Много позже, когда Мартын Иванович руководил еженедельником «Футбол» (еще не «Футбол-Хоккей»), мне довелось подготовить к печати для журнала «Спортивные игры», в котором я недолго сотрудничал, статью Андрея Петровича Старостина. То была пора после шведского чемпионата мира, который блистательно выиграли бразильцы, впервые применив систему «4+2+4». Мержанов тотчас сделался пылким ее адептом, углядев в ней прогрессивное начало, но отстаивать ее принялся так же, как все в жизни, — буквально сметая «инакомыслящих». Андрей же Петрович заметил в своей статье, что вряд ли стоит весь отечественный футбол единообразно рядить а бразильский мундир.

Как же разгневался Мержанов! Узнав, что к статье приложил руку я, он кричал на меня, тряся головой большого доброго слона: «Как вы допустили? Как смеет Старостин выступать против генеральной линии?»

Он еще только раз на меня кричал. Когда я напечатал очерк о престарелом уже, чрезвычайно известном в послевоенные годы грузинском футболисте Борисе Пайчадзе.
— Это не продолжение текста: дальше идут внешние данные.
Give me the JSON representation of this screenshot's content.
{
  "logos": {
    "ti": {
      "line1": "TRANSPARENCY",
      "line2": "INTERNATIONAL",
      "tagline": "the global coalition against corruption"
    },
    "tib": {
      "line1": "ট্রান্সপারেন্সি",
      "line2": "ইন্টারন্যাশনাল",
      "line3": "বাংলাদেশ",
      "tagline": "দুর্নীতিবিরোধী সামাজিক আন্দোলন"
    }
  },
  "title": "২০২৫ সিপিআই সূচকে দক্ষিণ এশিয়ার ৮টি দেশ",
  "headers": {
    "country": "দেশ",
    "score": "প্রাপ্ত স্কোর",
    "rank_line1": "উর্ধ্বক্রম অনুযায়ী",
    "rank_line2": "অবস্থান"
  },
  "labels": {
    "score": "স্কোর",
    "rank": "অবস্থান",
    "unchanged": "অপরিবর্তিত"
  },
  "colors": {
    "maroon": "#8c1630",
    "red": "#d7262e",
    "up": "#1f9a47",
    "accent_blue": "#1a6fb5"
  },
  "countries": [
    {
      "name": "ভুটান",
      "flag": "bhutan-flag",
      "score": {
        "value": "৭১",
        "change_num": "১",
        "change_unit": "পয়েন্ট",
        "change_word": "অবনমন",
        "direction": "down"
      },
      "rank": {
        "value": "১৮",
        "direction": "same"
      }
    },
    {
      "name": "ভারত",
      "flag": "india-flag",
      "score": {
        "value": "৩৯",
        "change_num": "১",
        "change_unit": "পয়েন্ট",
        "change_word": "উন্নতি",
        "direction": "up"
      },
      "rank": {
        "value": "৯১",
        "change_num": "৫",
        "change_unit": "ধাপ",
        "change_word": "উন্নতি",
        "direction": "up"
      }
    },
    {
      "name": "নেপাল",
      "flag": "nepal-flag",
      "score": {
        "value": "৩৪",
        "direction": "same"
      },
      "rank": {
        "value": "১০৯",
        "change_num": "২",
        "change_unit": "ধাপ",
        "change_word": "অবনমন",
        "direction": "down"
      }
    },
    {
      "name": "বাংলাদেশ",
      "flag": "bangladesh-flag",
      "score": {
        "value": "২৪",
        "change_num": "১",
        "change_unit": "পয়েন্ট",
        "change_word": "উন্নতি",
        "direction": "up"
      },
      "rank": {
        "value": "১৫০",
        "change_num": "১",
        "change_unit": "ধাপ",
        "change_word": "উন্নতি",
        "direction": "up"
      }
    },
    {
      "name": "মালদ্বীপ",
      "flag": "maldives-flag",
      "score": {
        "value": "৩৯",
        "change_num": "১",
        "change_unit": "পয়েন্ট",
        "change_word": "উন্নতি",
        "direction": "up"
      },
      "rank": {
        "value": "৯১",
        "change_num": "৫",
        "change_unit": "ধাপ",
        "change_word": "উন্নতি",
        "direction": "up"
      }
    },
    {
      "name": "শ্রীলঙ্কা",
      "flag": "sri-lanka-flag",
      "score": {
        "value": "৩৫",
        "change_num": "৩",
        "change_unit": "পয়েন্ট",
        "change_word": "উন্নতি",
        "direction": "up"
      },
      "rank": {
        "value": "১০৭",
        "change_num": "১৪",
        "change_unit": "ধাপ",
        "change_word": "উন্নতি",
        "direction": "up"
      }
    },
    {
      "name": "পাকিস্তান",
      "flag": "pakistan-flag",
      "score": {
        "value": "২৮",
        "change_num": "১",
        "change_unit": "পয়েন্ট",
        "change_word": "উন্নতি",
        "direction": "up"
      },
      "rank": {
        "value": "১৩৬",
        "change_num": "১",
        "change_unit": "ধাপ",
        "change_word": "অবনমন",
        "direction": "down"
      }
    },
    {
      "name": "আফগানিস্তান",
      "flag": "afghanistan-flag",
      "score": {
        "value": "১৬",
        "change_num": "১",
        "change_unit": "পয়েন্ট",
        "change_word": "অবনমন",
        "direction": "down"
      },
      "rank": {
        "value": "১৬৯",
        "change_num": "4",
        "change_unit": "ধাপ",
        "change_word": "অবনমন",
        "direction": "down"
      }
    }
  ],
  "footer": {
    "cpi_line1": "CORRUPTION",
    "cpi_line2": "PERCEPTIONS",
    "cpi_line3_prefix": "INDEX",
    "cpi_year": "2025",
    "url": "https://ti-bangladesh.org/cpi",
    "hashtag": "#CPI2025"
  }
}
— Красочки, пейзажики, диаложки, словесная игра! Не то! Другое было надо! Надо было показать, чем своеобразен Пайчадзе как гений футбола! Мало вы написали, как он играл! Безобразие — так говорить о футболисте! Кто вам позволил не упомянуть о главном?
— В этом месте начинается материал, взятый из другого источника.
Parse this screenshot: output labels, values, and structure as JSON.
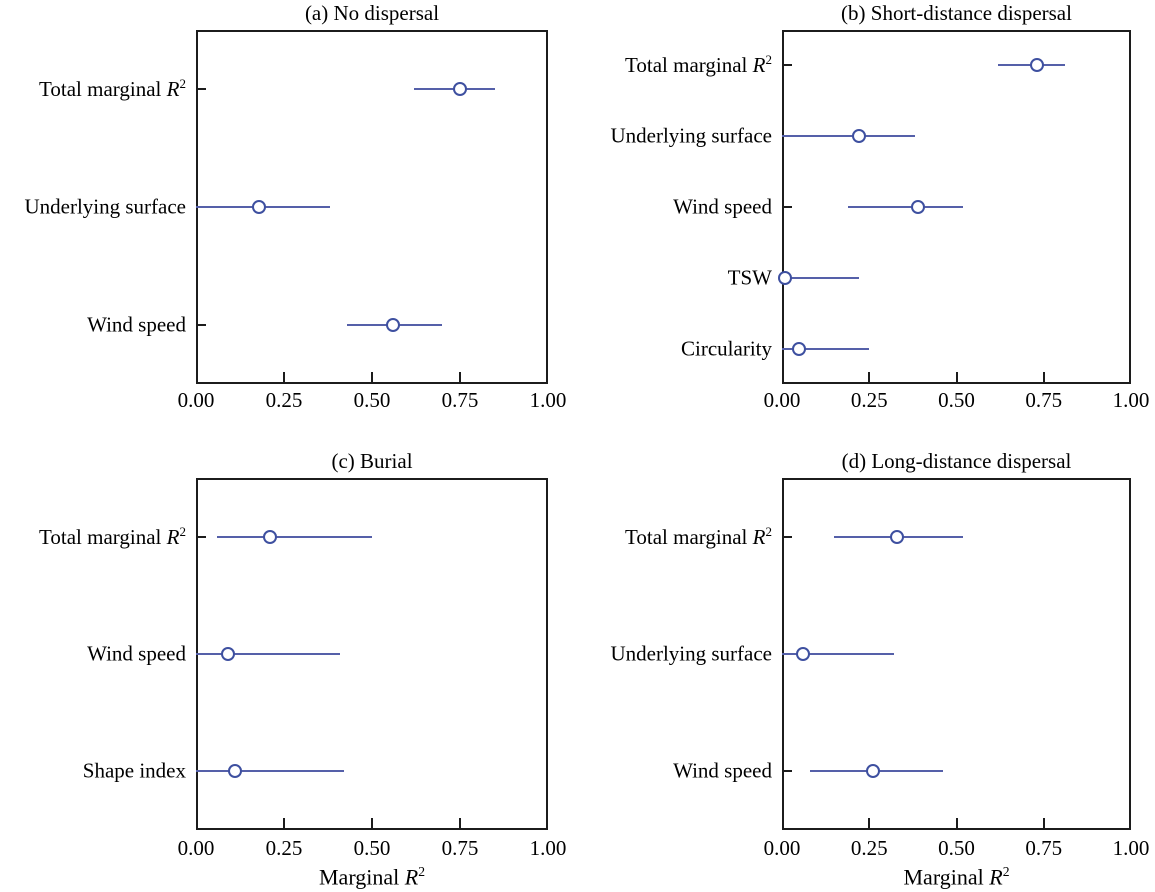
{
  "figure": {
    "axis": {
      "min": 0,
      "max": 1,
      "tick_values": [
        0,
        0.25,
        0.5,
        0.75,
        1
      ],
      "tick_labels": [
        "0.00",
        "0.25",
        "0.50",
        "0.75",
        "1.00"
      ]
    },
    "colors": {
      "line": "#5560a9",
      "marker_stroke": "#3e50a0",
      "marker_fill": "#ffffff",
      "frame": "#1c1c1c",
      "text": "#000000"
    },
    "xlabel": "Marginal R²"
  },
  "chart_data": [
    {
      "type": "scatter",
      "panel": "a",
      "title": "(a) No dispersal",
      "xlabel": "",
      "xlim": [
        0,
        1
      ],
      "xtick_labels": [
        "0.00",
        "0.25",
        "0.50",
        "0.75",
        "1.00"
      ],
      "categories": [
        "Total marginal R²",
        "Underlying surface",
        "Wind speed"
      ],
      "estimates": [
        0.75,
        0.18,
        0.56
      ],
      "ci_low": [
        0.62,
        0.0,
        0.43
      ],
      "ci_high": [
        0.85,
        0.38,
        0.7
      ]
    },
    {
      "type": "scatter",
      "panel": "b",
      "title": "(b) Short-distance dispersal",
      "xlabel": "",
      "xlim": [
        0,
        1
      ],
      "xtick_labels": [
        "0.00",
        "0.25",
        "0.50",
        "0.75",
        "1.00"
      ],
      "categories": [
        "Total marginal R²",
        "Underlying surface",
        "Wind speed",
        "TSW",
        "Circularity"
      ],
      "estimates": [
        0.73,
        0.22,
        0.39,
        0.01,
        0.05
      ],
      "ci_low": [
        0.62,
        0.0,
        0.19,
        0.0,
        0.0
      ],
      "ci_high": [
        0.81,
        0.38,
        0.52,
        0.22,
        0.25
      ]
    },
    {
      "type": "scatter",
      "panel": "c",
      "title": "(c) Burial",
      "xlabel": "Marginal R²",
      "xlim": [
        0,
        1
      ],
      "xtick_labels": [
        "0.00",
        "0.25",
        "0.50",
        "0.75",
        "1.00"
      ],
      "categories": [
        "Total marginal R²",
        "Wind speed",
        "Shape index"
      ],
      "estimates": [
        0.21,
        0.09,
        0.11
      ],
      "ci_low": [
        0.06,
        0.0,
        0.0
      ],
      "ci_high": [
        0.5,
        0.41,
        0.42
      ]
    },
    {
      "type": "scatter",
      "panel": "d",
      "title": "(d) Long-distance dispersal",
      "xlabel": "Marginal R²",
      "xlim": [
        0,
        1
      ],
      "xtick_labels": [
        "0.00",
        "0.25",
        "0.50",
        "0.75",
        "1.00"
      ],
      "categories": [
        "Total marginal R²",
        "Underlying surface",
        "Wind speed"
      ],
      "estimates": [
        0.33,
        0.06,
        0.26
      ],
      "ci_low": [
        0.15,
        0.0,
        0.08
      ],
      "ci_high": [
        0.52,
        0.32,
        0.46
      ]
    }
  ]
}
Он умел быть грозен. Ненавидел и громил разболтанность, богемность. Но был отходчив и добр. О футболе мог говорить часами — восхищался им, поэтизировал его, влюблялся в игроков. Был внимателен к начинающим газетчикам, давал советы ревностно, влезая со своей головищей в чужое депо, как в свое. А еще был удивительный рассказчик. Эпопею обнаружения и опознания трупа Гитлера я слышал от него не раз: какое богатое деталями — этими самыми «красочками, пейзажиками и диаложками» — получалось у него повествование! Помнится, заканчивал он тем, что останки бесноватого фюрера было приказано зарыть в чистом поле, и когда это сделали, когда холм сравнялся с землей, по нему прошла корова и — смачно произносил Мержанов: «л-ляпнула лепешку».

Символической лепешкой коровьего навоза заканчивалась в его рассказе жизнь Гитлера. Деталь была на уровне великолепного политического памфлета.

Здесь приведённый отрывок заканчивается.